Der Kabinettsausschuss für Sicherheit unter dem Vorsitz von Premierminister Narendra Modi hat den "wegweisenden Kauf" am Mittwoch genehmigt, so die Times of India. Der Schritt erfolgte noch vor dem Besuch des russischen Präsidenten Wladimir Putin Anfang nächsten Monats.

Die indische Luftwaffe, die auch mit der Luftabwehr des Landes beauftragt ist, wird voraussichtlich innerhalb von 24 Monaten nach Vertragsunterzeichnung die erste S-400-Batterie erhalten. Der Rest wird innerhalb der nächsten vier bis fünf Jahre geliefert.

Indien wird 15 Prozent der Gesamtkosten übernehmen müssen, während der Rest der Zahlung laut Bericht mit der Lieferung der Systeme verbunden ist. Die indische Regierung selbst hat jedoch ihre Bereitschaft, den Deal zu unterschreiben, bisher noch nicht bestätigt.

Das S-400, das auch unter dem Namen Triumf bekannt ist, ist das modernste russische Luftabwehrsystem auf dem Markt. Dieses ist in der Lage, ballistische Raketen aus einer Entfernung von 60 Kilometern (37 Meilen) abzufangen. Das System kann mindestens vier Arten von Flugabwehrraketen einsetzen, die für verschiedene Ziele geeignet sind. Eine S-400-Einheit, die aus mehreren Träger-, Führungs- und Logistikfahrzeugen besteht, kann bis zu 300 luftgestützte Ziele in einer Reichweite von 600 Kilometern (373 Meilen) verfolgen und bis zu 36 von ihnen gleichzeitig angreifen.
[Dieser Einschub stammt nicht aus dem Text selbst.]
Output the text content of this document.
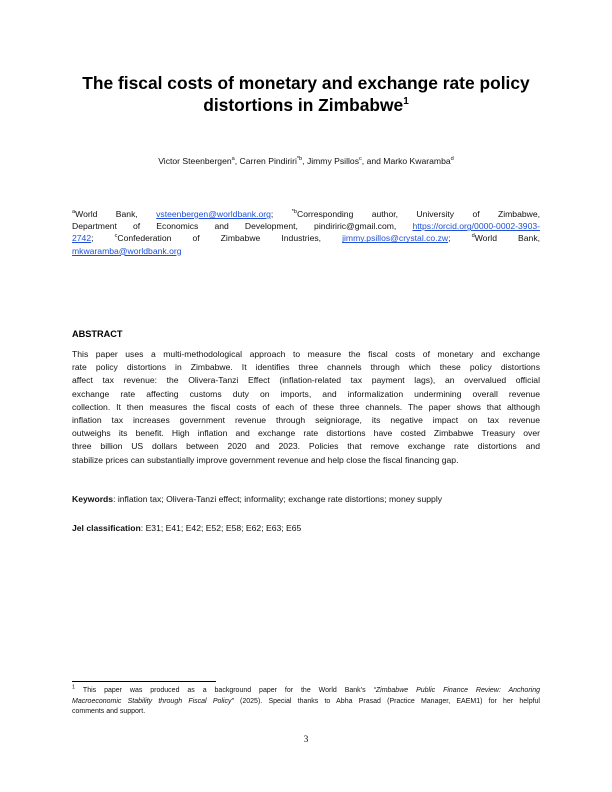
The fiscal costs of monetary and exchange rate policy
distortions in Zimbabwe$^1$
Victor Steenbergen$^a$, Carren Pindiriri$^{*b}$, Jimmy Psillos$^c$, and Marko Kwaramba$^d$
$^a$World Bank, vsteenbergen@worldbank.org; $^{*b}$Corresponding author, University of Zimbabwe,
Department of Economics and Development, pindiriric@gmail.com, https://orcid.org/0000-0002-3903-
2742; $^c$Confederation of Zimbabwe Industries, jimmy.psillos@crystal.co.zw; $^d$World Bank,
mkwaramba@worldbank.org
ABSTRACT
This paper uses a multi-methodological approach to measure the fiscal costs of monetary and exchange
rate policy distortions in Zimbabwe. It identifies three channels through which these policy distortions
affect tax revenue: the Olivera-Tanzi Effect (inflation-related tax payment lags), an overvalued official
exchange rate affecting customs duty on imports, and informalization undermining overall revenue
collection. It then measures the fiscal costs of each of these three channels. The paper shows that although
inflation tax increases government revenue through seigniorage, its negative impact on tax revenue
outweighs its benefit. High inflation and exchange rate distortions have costed Zimbabwe Treasury over
three billion US dollars between 2020 and 2023. Policies that remove exchange rate distortions and
stabilize prices can substantially improve government revenue and help close the fiscal financing gap.
Keywords: inflation tax; Olivera-Tanzi effect; informality; exchange rate distortions; money supply
Jel classification: E31; E41; E42; E52; E58; E62; E63; E65
$^1$ This paper was produced as a background paper for the World Bank’s “Zimbabwe Public Finance Review: Anchoring
Macroeconomic Stability through Fiscal Policy” (2025). Special thanks to Abha Prasad (Practice Manager, EAEM1) for her helpful
comments and support.
3
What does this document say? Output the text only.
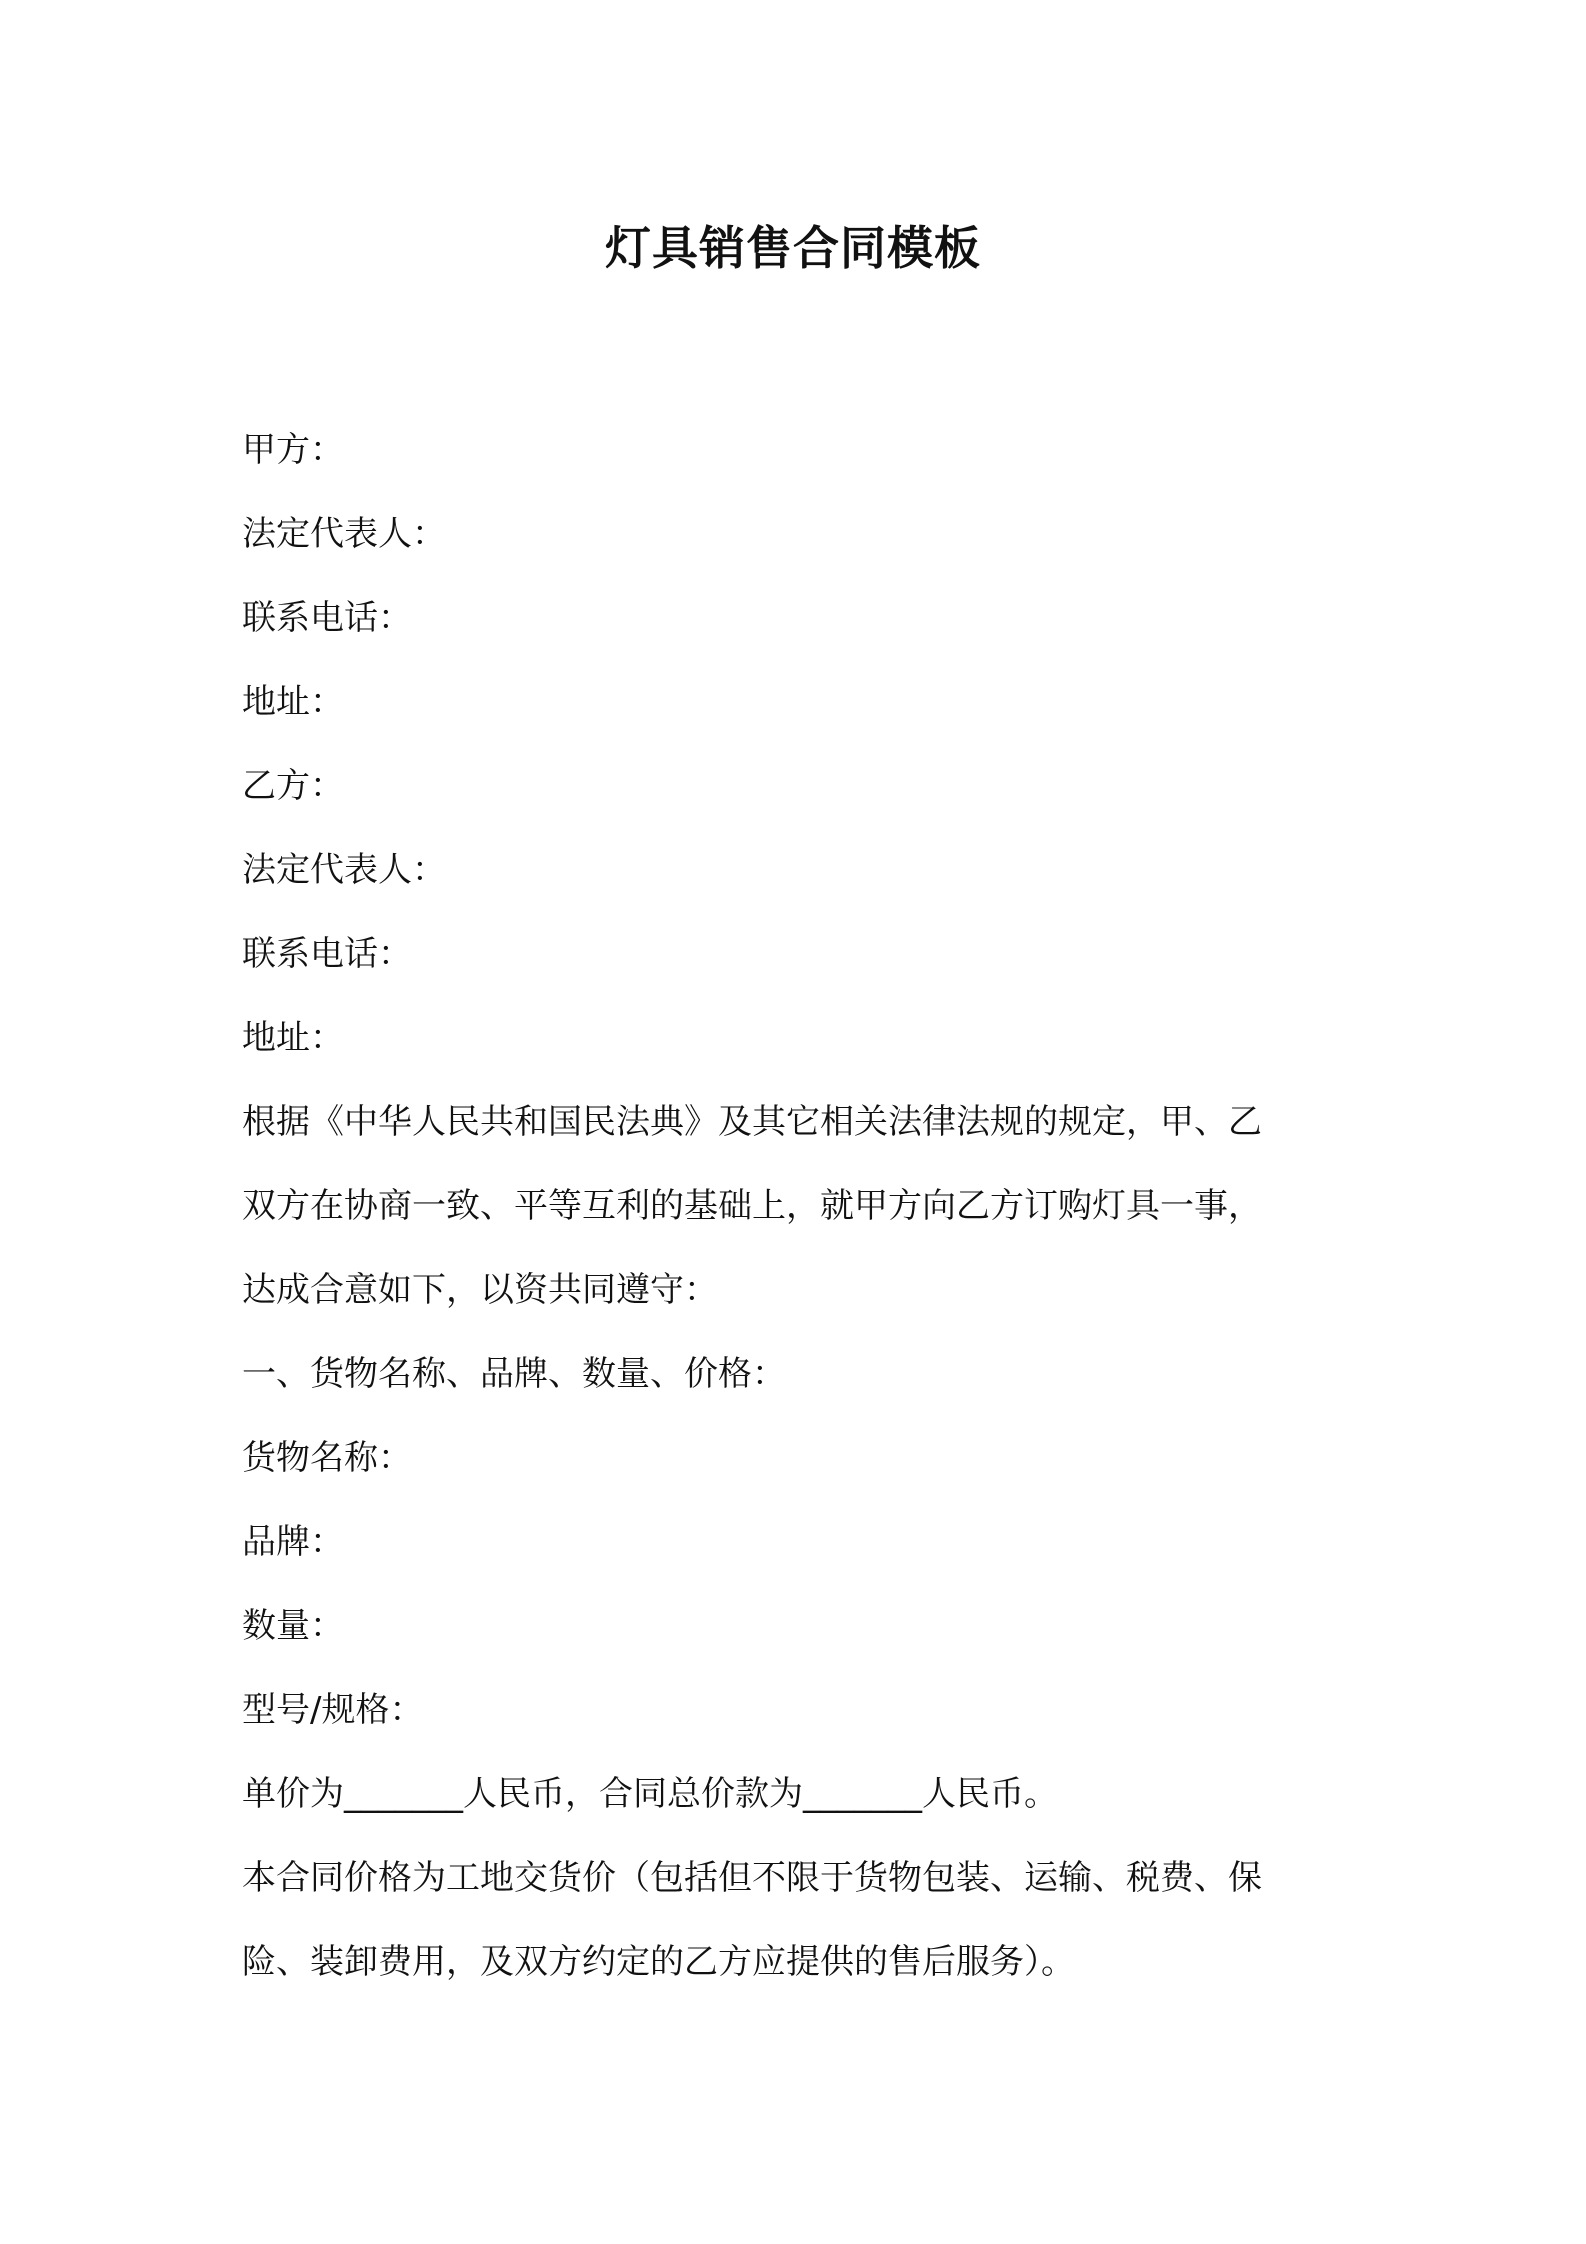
灯具销售合同模板
甲方：
法定代表人：
联系电话：
地址：
乙方：
法定代表人：
联系电话：
地址：
根据《中华人民共和国民法典》及其它相关法律法规的规定，甲、乙
双方在协商一致、平等互利的基础上，就甲方向乙方订购灯具一事，
达成合意如下，以资共同遵守：
一、货物名称、品牌、数量、价格：
货物名称：
品牌：
数量：
型号/规格：
单价为_______人民币，合同总价款为_______人民币。
本合同价格为工地交货价（包括但不限于货物包装、运输、税费、保
险、装卸费用，及双方约定的乙方应提供的售后服务）。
Indien schiebt bislang die Drohungen der USA, finanzielle Sanktionen zu verhängen, beiseite. Die Sanktionen könnten im Rahmen des sogenannten Countering America's Adversaries Through Sanctions Act (CAATSA) umgesetzt werden, der Länder bestraft, die es wagen, russische Waffen zu erwerben.
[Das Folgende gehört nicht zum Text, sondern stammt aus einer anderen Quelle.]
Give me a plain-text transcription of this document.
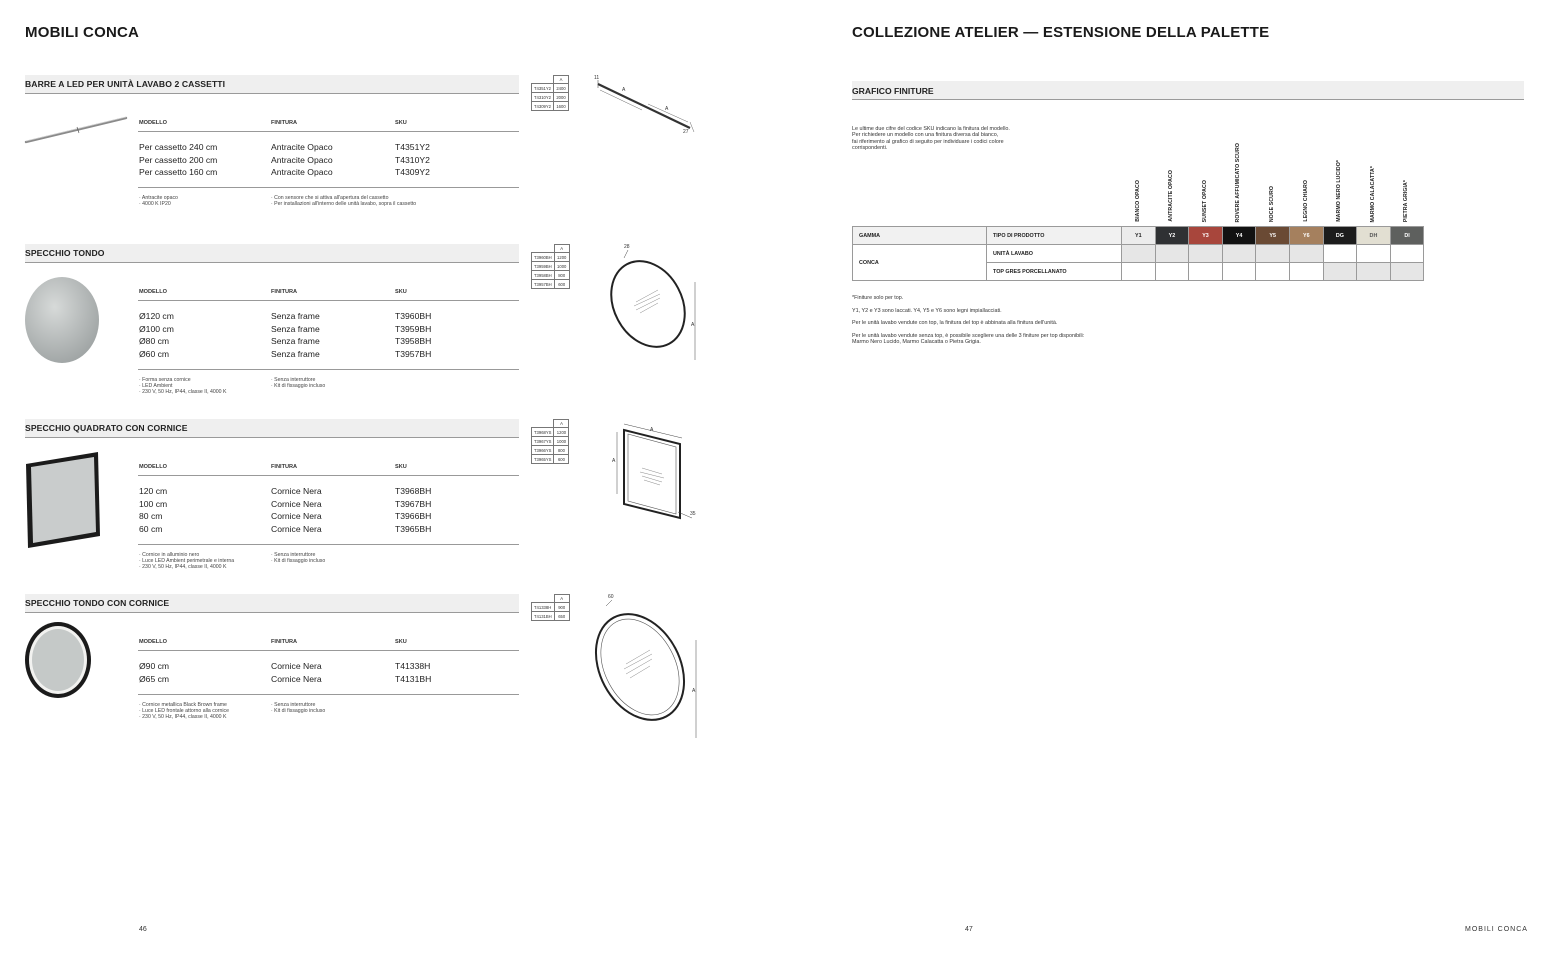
MOBILI CONCA
BARRE A LED PER UNITÀ LAVABO 2 CASSETTI
MODELLO	FINITURA	SKU
Per cassetto 240 cm	Antracite Opaco	T4351Y2
Per cassetto 200 cm	Antracite Opaco	T4310Y2
Per cassetto 160 cm	Antracite Opaco	T4309Y2
· Antracite opaco
· 4000 K IP20
· Con sensore che si attiva all'apertura del cassetto
· Per installazioni all'interno delle unità lavabo, sopra il cassetto
	A
T4351Y2	2400
T4310Y2	2000
T4309Y2	1600
11
A
A
27
SPECCHIO TONDO
MODELLO	FINITURA	SKU
Ø120 cm	Senza frame	T3960BH
Ø100 cm	Senza frame	T3959BH
Ø80 cm	Senza frame	T3958BH
Ø60 cm	Senza frame	T3957BH
· Forma senza cornice
· LED Ambient
· 230 V, 50 Hz, IP44, classe II, 4000 K
· Senza interruttore
· Kit di fissaggio incluso
	A
T3960BH	1200
T3959BH	1000
T3958BH	800
T3957BH	600
28
A
SPECCHIO QUADRATO CON CORNICE
MODELLO	FINITURA	SKU
120 cm	Cornice Nera	T3968BH
100 cm	Cornice Nera	T3967BH
80 cm	Cornice Nera	T3966BH
60 cm	Cornice Nera	T3965BH
· Cornice in alluminio nero
· Luce LED Ambient perimetrale e interna
· 230 V, 50 Hz, IP44, classe II, 4000 K
· Senza interruttore
· Kit di fissaggio incluso
	A
T3968YS	1200
T3967YS	1000
T3966YS	800
T3965YS	600
A
A
35
SPECCHIO TONDO CON CORNICE
MODELLO	FINITURA	SKU
Ø90 cm	Cornice Nera	T41338H
Ø65 cm	Cornice Nera	T4131BH
· Cornice metallica Black Brown frame
· Luce LED frontale attorno alla cornice
· 230 V, 50 Hz, IP44, classe II, 4000 K
· Senza interruttore
· Kit di fissaggio incluso
	A
T41338H	900
T4131BH	650
60
A
46
COLLEZIONE ATELIER — ESTENSIONE DELLA PALETTE
GRAFICO FINITURE
Le ultime due cifre del codice SKU indicano la finitura del modello.
Per richiedere un modello con una finitura diversa dal bianco,
fai riferimento al grafico di seguito per individuare i codici colore
corrispondenti.
BIANCO OPACO	ANTRACITE OPACO	SUNSET OPACO	ROVERE AFFUMICATO SCURO	NOCE SCURO	LEGNO CHIARO	MARMO NERO LUCIDO*	MARMO CALACATTA*	PIETRA GRIGIA*
GAMMA	TIPO DI PRODOTTO	Y1	Y2	Y3	Y4	Y5	Y6	DG	DH	DI
CONCA	UNITÀ LAVABO									
	TOP GRES PORCELLANATO									
*Finiture solo per top.
Y1, Y2 e Y3 sono laccati. Y4, Y5 e Y6 sono legni impiallacciati.
Per le unità lavabo vendute con top, la finitura del top è abbinata alla finitura dell'unità.
Per le unità lavabo vendute senza top, è possibile scegliere una delle 3 finiture per top disponibili:
Marmo Nero Lucido, Marmo Calacatta o Pietra Grigia.
47	MOBILI CONCA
Der russische Präsident Wladimir Putin und der Präsident der Volksrepublik China Xi Jinping besuchen am Rande des Östlichen Wirtschaftsforums den Jahrmarkt

Vergangene Woche haben die USA China mit Sanktionen beim Kauf der S-400-Systeme und Sukhoi-Su-35-Kampfjets bestraft. Während die USA darauf bestanden, dass Moskau das "ultimative Ziel" der Beschränkungen wäre, löste der Schritt eine wütende Reaktion Pekings aus, das die Sanktionen als eklatante "Manifestation der Hegemonie" bezeichnete.
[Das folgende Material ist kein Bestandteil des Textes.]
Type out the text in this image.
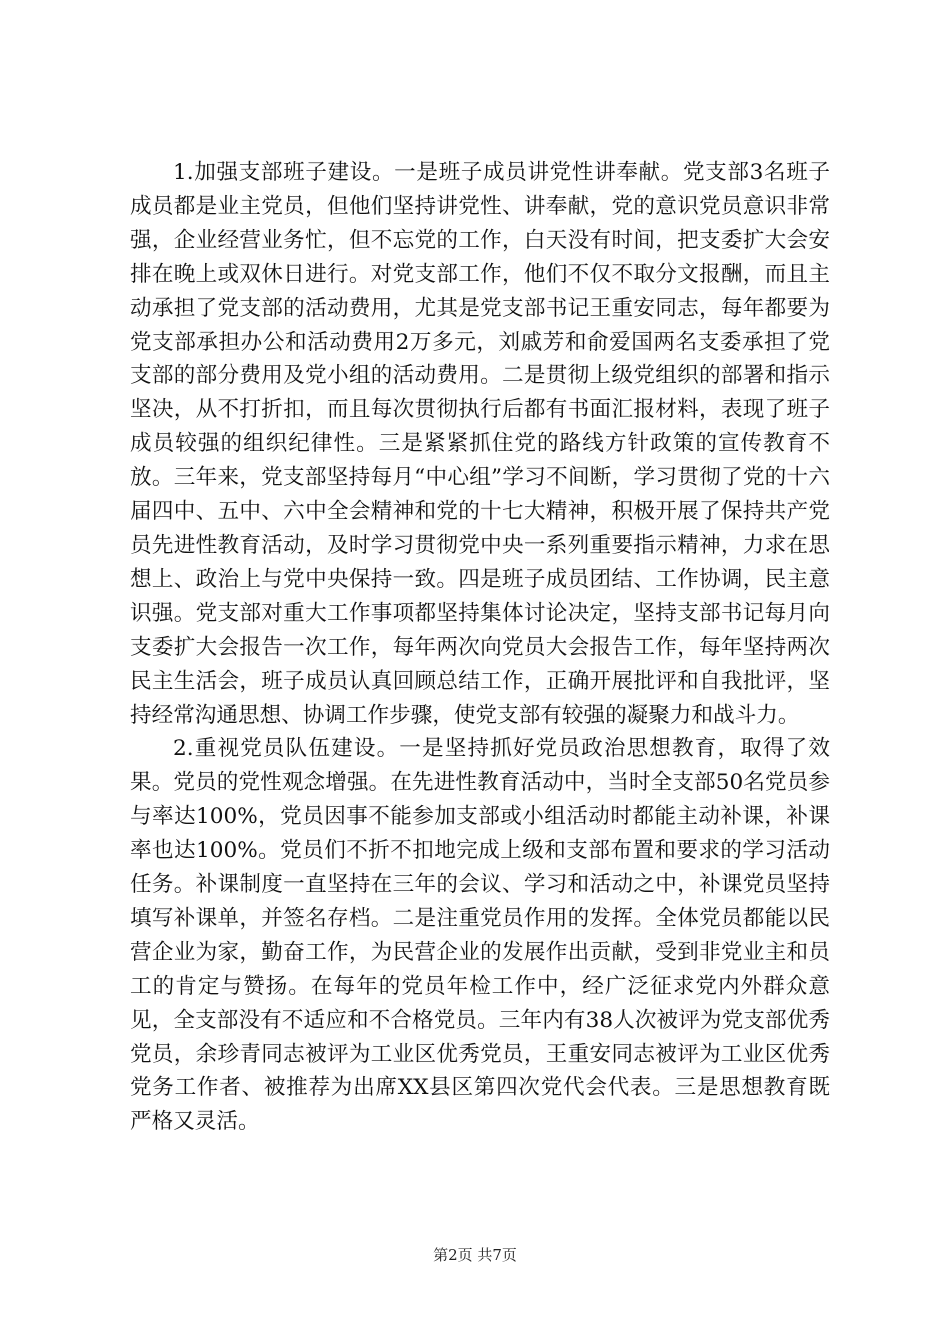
1.加强支部班子建设。一是班子成员讲党性讲奉献。党支部3名班子成员都是业主党员，但他们坚持讲党性、讲奉献，党的意识党员意识非常强，企业经营业务忙，但不忘党的工作，白天没有时间，把支委扩大会安排在晚上或双休日进行。对党支部工作，他们不仅不取分文报酬，而且主动承担了党支部的活动费用，尤其是党支部书记王重安同志，每年都要为党支部承担办公和活动费用2万多元，刘戚芳和俞爱国两名支委承担了党支部的部分费用及党小组的活动费用。二是贯彻上级党组织的部署和指示坚决，从不打折扣，而且每次贯彻执行后都有书面汇报材料，表现了班子成员较强的组织纪律性。三是紧紧抓住党的路线方针政策的宣传教育不放。三年来，党支部坚持每月“中心组”学习不间断，学习贯彻了党的十六届四中、五中、六中全会精神和党的十七大精神，积极开展了保持共产党员先进性教育活动，及时学习贯彻党中央一系列重要指示精神，力求在思想上、政治上与党中央保持一致。四是班子成员团结、工作协调，民主意识强。党支部对重大工作事项都坚持集体讨论决定，坚持支部书记每月向支委扩大会报告一次工作，每年两次向党员大会报告工作，每年坚持两次民主生活会，班子成员认真回顾总结工作，正确开展批评和自我批评，坚持经常沟通思想、协调工作步骤，使党支部有较强的凝聚力和战斗力。

2.重视党员队伍建设。一是坚持抓好党员政治思想教育，取得了效果。党员的党性观念增强。在先进性教育活动中，当时全支部50名党员参与率达100%，党员因事不能参加支部或小组活动时都能主动补课，补课率也达100%。党员们不折不扣地完成上级和支部布置和要求的学习活动任务。补课制度一直坚持在三年的会议、学习和活动之中，补课党员坚持填写补课单，并签名存档。二是注重党员作用的发挥。全体党员都能以民营企业为家，勤奋工作，为民营企业的发展作出贡献，受到非党业主和员工的肯定与赞扬。在每年的党员年检工作中，经广泛征求党内外群众意见，全支部没有不适应和不合格党员。三年内有38人次被评为党支部优秀党员，余珍青同志被评为工业区优秀党员，王重安同志被评为工业区优秀党务工作者、被推荐为出席XX县区第四次党代会代表。三是思想教育既严格又灵活。

第2页 共7页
"Wir fordern die USA nachdrücklich auf, den Fehler zu beheben und die Sanktionen aufzuheben. Andernfalls müssen die USA die Konsequenzen tragen", schlug das chinesische Außenministerium zurück.

China scheint das erste Land zu sein, dem die CAATSA-Behandlung aus den USA wegen der S-400 zuteil wird. Aber das hochmoderne Raketensystem hat Washington auch bereits in einen Konflikt mit seinem NATO-Verbündeten Türkei getrieben. Trotz wiederholter Drohungen aus Washington zog es Ankara vor, einen Vertrag mit Russland abzuschließen. Der Kauf löste in den USA eine wütende Reaktion aus, so dass sogar die Lieferung von in den USA hergestellten F-35-Lightning-II-Kampfflugzeugen an die Türkei in diesem Sommer wegen des S-400-Deals eingefroren wurde. Ankara wurden dennoch bisher nicht die CAATSA-Sanktionen auferlegt.